Adding a checkbox symbol to the alphabet

  • Last Post 15 January 2016
michaeln posted this 13 January 2016

I'd like to add a symbol that looks like a checkbox to the alphabet. It seems ridiculous that rather than just teaching the reader to recognize a new symbol, one has to define specific page regions to specifically look for certain types of checkboxes. My narratives come in all sizes (though the checkboxes always look the same), and I simply need to know if a box is checked or not, so that I can use regular expressions to extract the text next to the checkbox. Can someone please tell me if it is possible to simply add a symbol to the alphabet?
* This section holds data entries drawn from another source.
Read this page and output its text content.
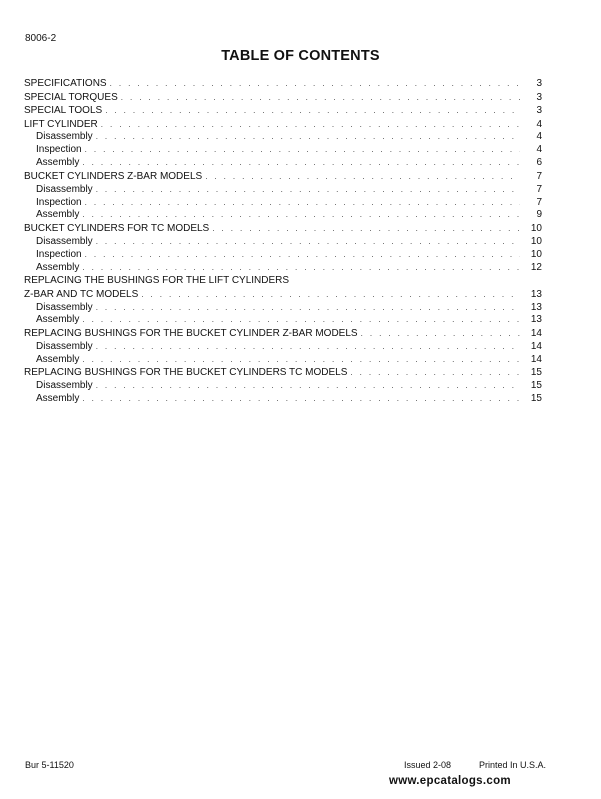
8006-2
TABLE OF CONTENTS
SPECIFICATIONS . . .	3
SPECIAL TORQUES . . .	3
SPECIAL TOOLS . . .	3
LIFT CYLINDER . . .	4
Disassembly . . .	4
Inspection . . .	4
Assembly . . .	6
BUCKET CYLINDERS Z-BAR MODELS . . .	7
Disassembly . . .	7
Inspection . . .	7
Assembly . . .	9
BUCKET CYLINDERS FOR TC MODELS . . .	10
Disassembly . . .	10
Inspection . . .	10
Assembly . . .	12
REPLACING THE BUSHINGS FOR THE LIFT CYLINDERS
Z-BAR AND TC MODELS . . .	13
Disassembly . . .	13
Assembly . . .	13
REPLACING BUSHINGS FOR THE BUCKET CYLINDER Z-BAR MODELS . . .	14
Disassembly . . .	14
Assembly . . .	14
REPLACING BUSHINGS FOR THE BUCKET CYLINDERS TC MODELS . . .	15
Disassembly . . .	15
Assembly . . .	15
Bur 5-11520	Issued 2-08	Printed In U.S.A.
www.epcatalogs.com
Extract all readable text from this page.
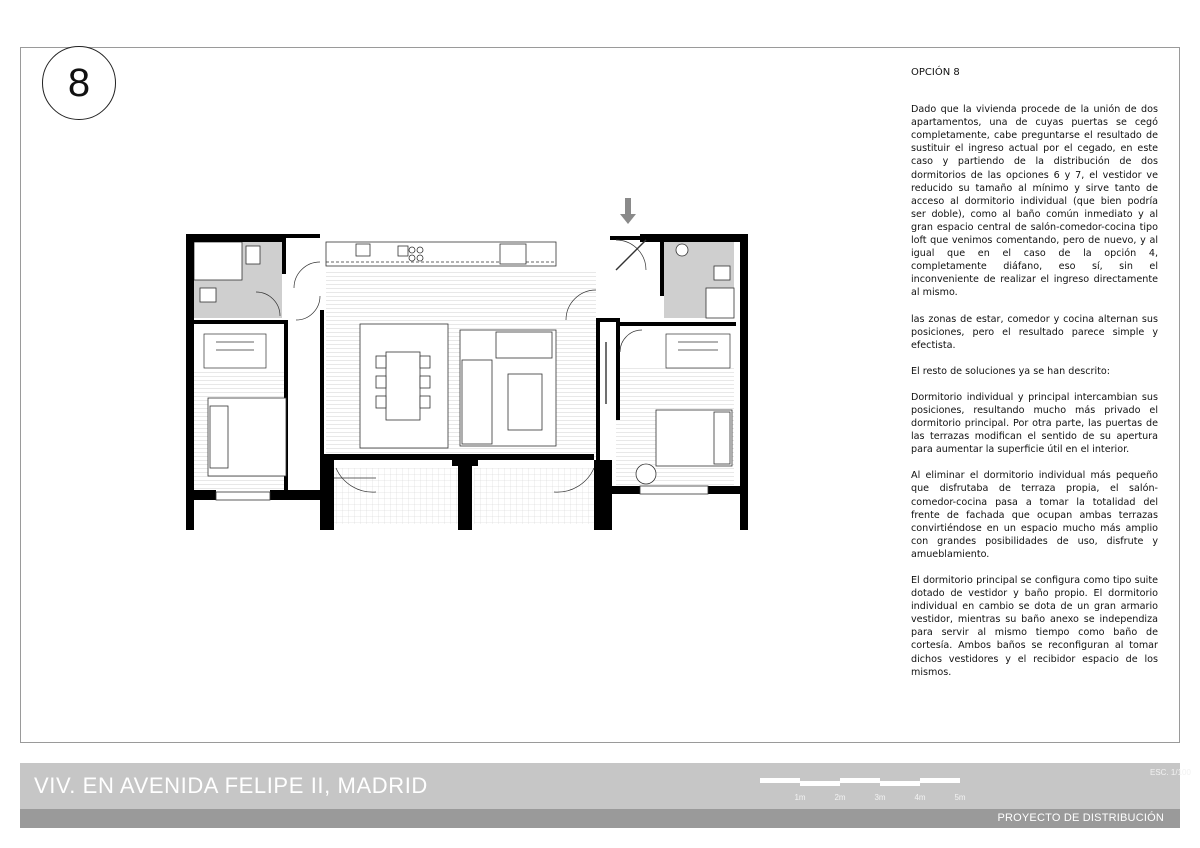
8	OPCIÓN 8

Dado que la vivienda procede de la unión de dos apartamentos, una de cuyas puertas se cegó completamente, cabe preguntarse el resultado de sustituir el ingreso actual por el cegado, en este caso y partiendo de la distribución de dos dormitorios de las opciones 6 y 7, el vestidor ve reducido su tamaño al mínimo y sirve tanto de acceso al dormitorio individual (que bien podría ser doble), como al baño común inmediato y al gran espacio central de salón-comedor-cocina tipo loft que venimos comentando, pero de nuevo, y al igual que en el caso de la opción 4, completamente diáfano, eso sí, sin el inconveniente de realizar el ingreso directamente al mismo.

las zonas de estar, comedor y cocina alternan sus posiciones, pero el resultado parece simple y efectista.

El resto de soluciones ya se han descrito:

Dormitorio individual y principal intercambian sus posiciones, resultando mucho más privado el dormitorio principal. Por otra parte, las puertas de las terrazas modifican el sentido de su apertura para aumentar la superficie útil en el interior.

Al eliminar el dormitorio individual más pequeño que disfrutaba de terraza propia, el salón-comedor-cocina pasa a tomar la totalidad del frente de fachada que ocupan ambas terrazas convirtiéndose en un espacio mucho más amplio con grandes posibilidades de uso, disfrute y amueblamiento.

El dormitorio principal se configura como tipo suite dotado de vestidor y baño propio. El dormitorio individual en cambio se dota de un gran armario vestidor, mientras su baño anexo se independiza para servir al mismo tiempo como baño de cortesía. Ambos baños se reconfiguran al tomar dichos vestidores y el recibidor espacio de los mismos.

VIV. EN AVENIDA FELIPE II, MADRID
ESC. 1/100
1m	2m	3m	4m	5m
PROYECTO DE DISTRIBUCIÓN
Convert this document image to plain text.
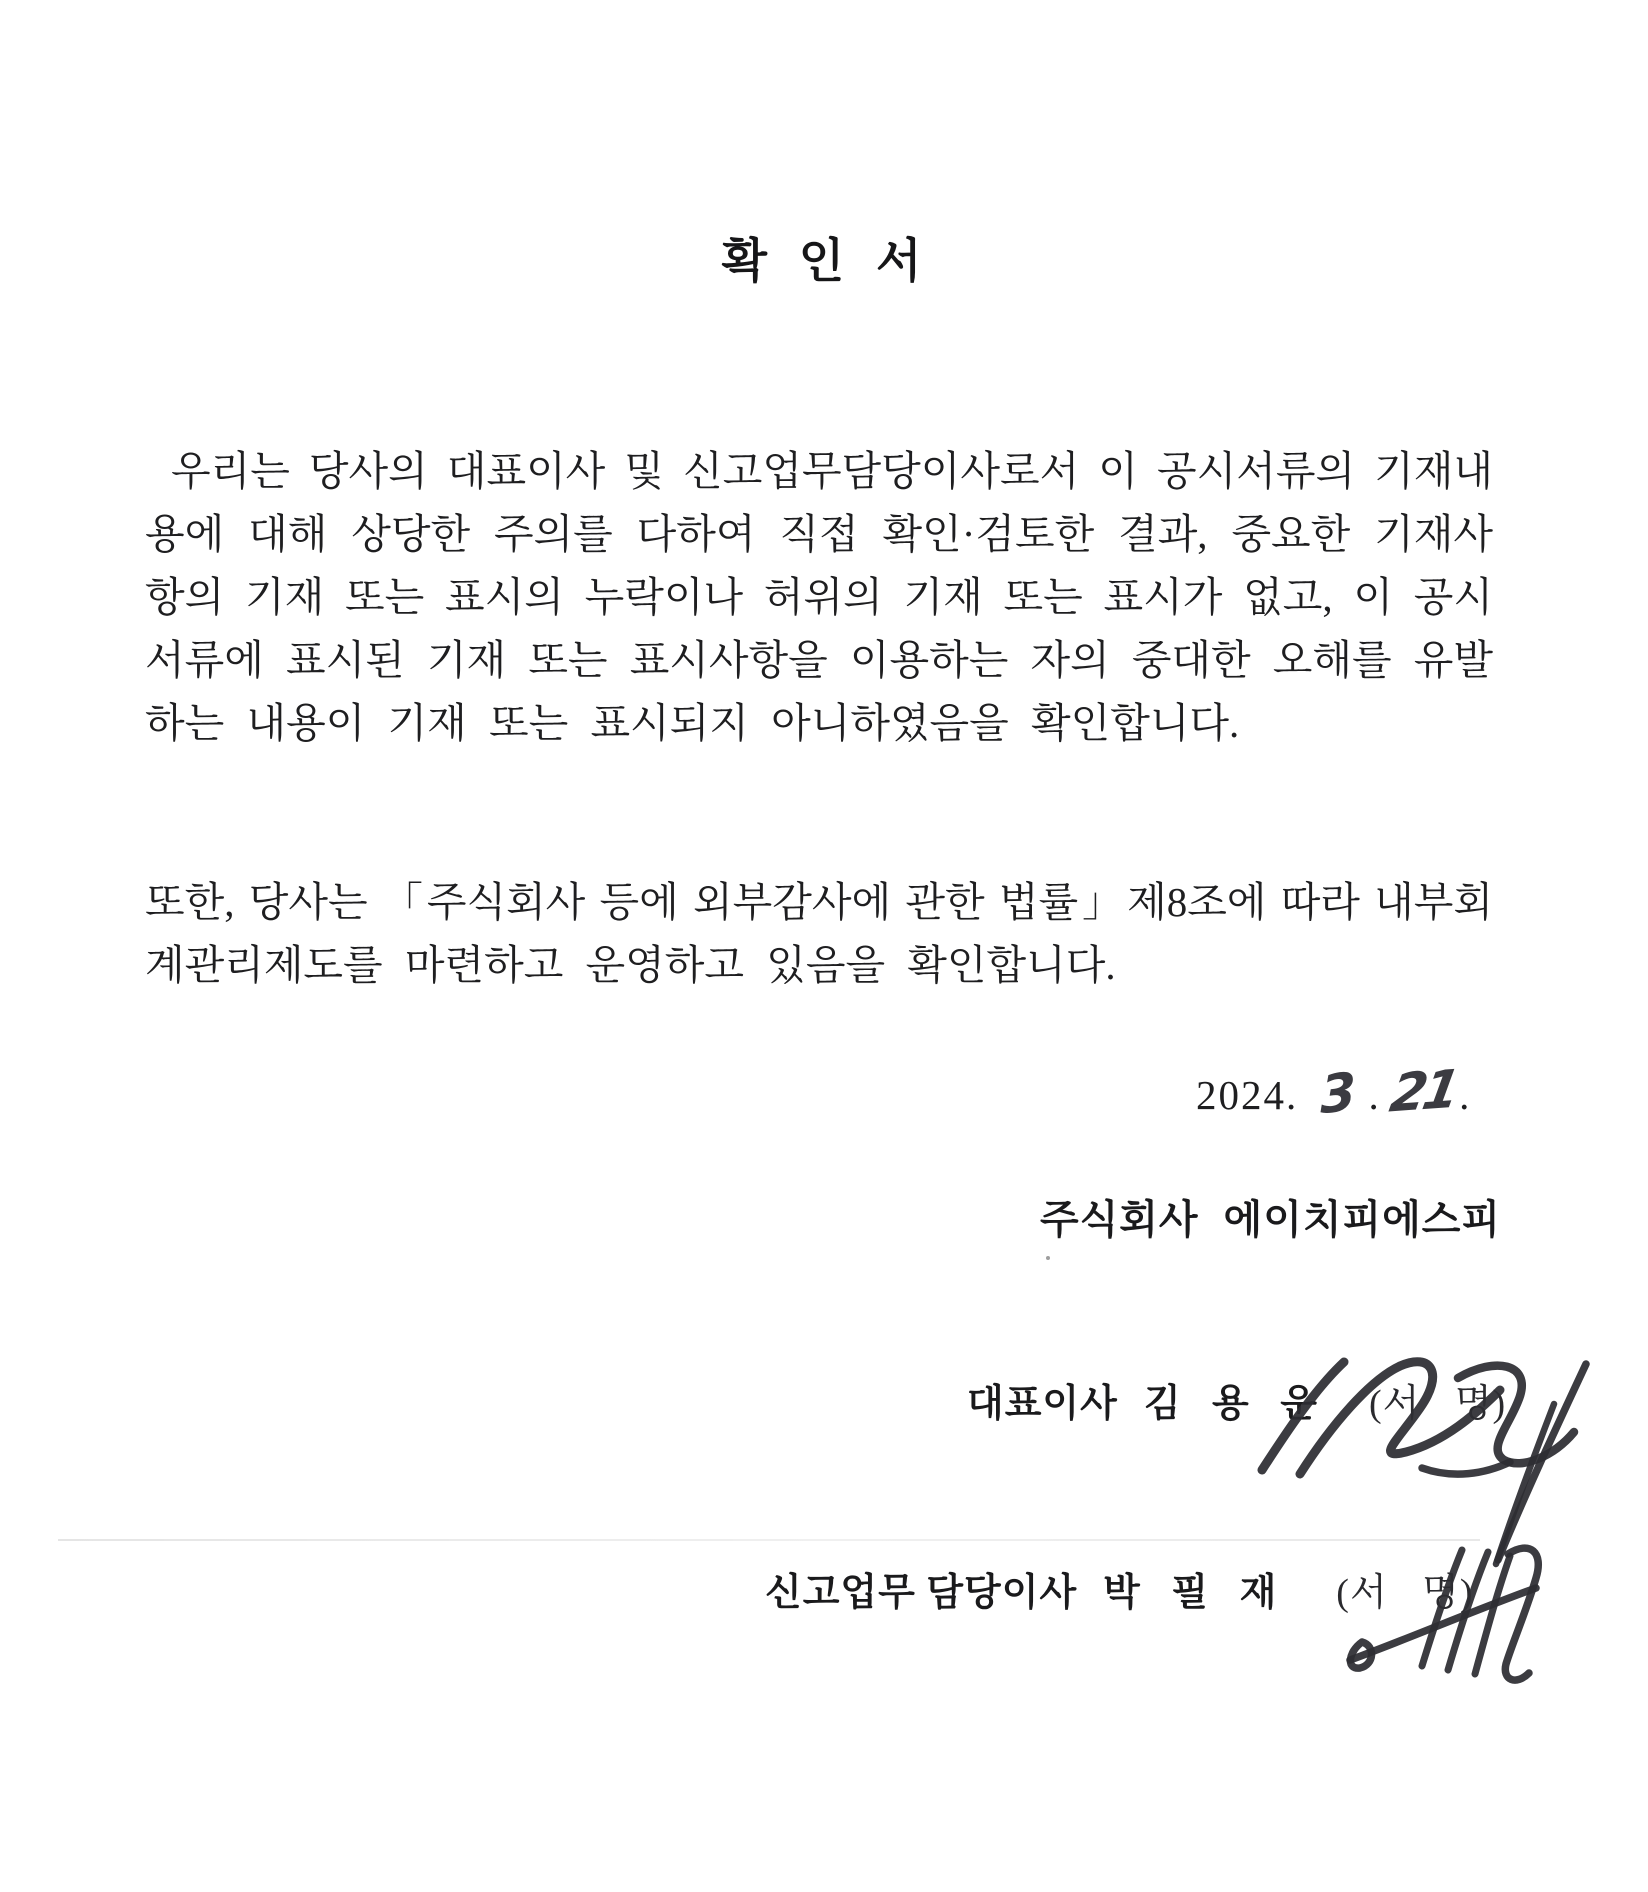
확 인 서
우리는 당사의 대표이사 및 신고업무담당이사로서 이 공시서류의 기재내
용에 대해 상당한 주의를 다하여 직접 확인·검토한 결과, 중요한 기재사
항의 기재 또는 표시의 누락이나 허위의 기재 또는 표시가 없고, 이 공시
서류에 표시된 기재 또는 표시사항을 이용하는 자의 중대한 오해를 유발
하는 내용이 기재 또는 표시되지 아니하였음을 확인합니다.
또한, 당사는 「주식회사 등에 외부감사에 관한 법률」제8조에 따라 내부회
계관리제도를 마련하고 운영하고 있음을 확인합니다.
2024. 3 .21.
주식회사 에이치피에스피
대표이사 김 용 운 (서 명)
신고업무 담당이사 박 필 재 (서 명)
Another possibility is to use another software platform just to search and locate checkboxes, and then slice the image up so that only text next to checked boxes is sent to the OCR reader for processing. This seems ridiculous though. There HAS to be more intelligent software out there...

Order By: Standard | Newest | Votes
Oksana Serdyuk posted this 14 January 2016

There is no need to add a checkbox symbol to the alphabet. The ABBYY's technologies are able to recognize different types of checkmarks and checkmarks with “corrections” made by hand:

  1. ABBYY FlexiCapture (for offline recognition) is a ready-to-use product for data capture and document processing solution.
  2. ABBYY FlexiCapture Engine (also for offline recognition) is our data capture SDK which enables to develop solutions for extracting data from forms and documents.
  3. ABBYY Cloud OCR SDK (for online recognition) is our online recognition service providing Web API for OCR. It has the processCheckmarkField method which allows to extract the value (checked or not) of a checkmark on an image. If you are interested with Cloud OCR SDK then start your learning with reading How to Work with Cloud OCR SDK.

michaeln posted this 15 January 2016

Thank you. From what I saw though, you have to tell it specifically where the checkboxes are located on the page in order for it to recognize them. Is that true?

Oksana Serdyuk posted this 15 January 2016

If you use Cloud OCR SDK, then yes, you should specify the region of the checkmark field on the image.

For Data Capture products the situation is different. First, you have to create Document Definitions based on several templates images and then you will be able to use these Document Definitions for processing any similar forms.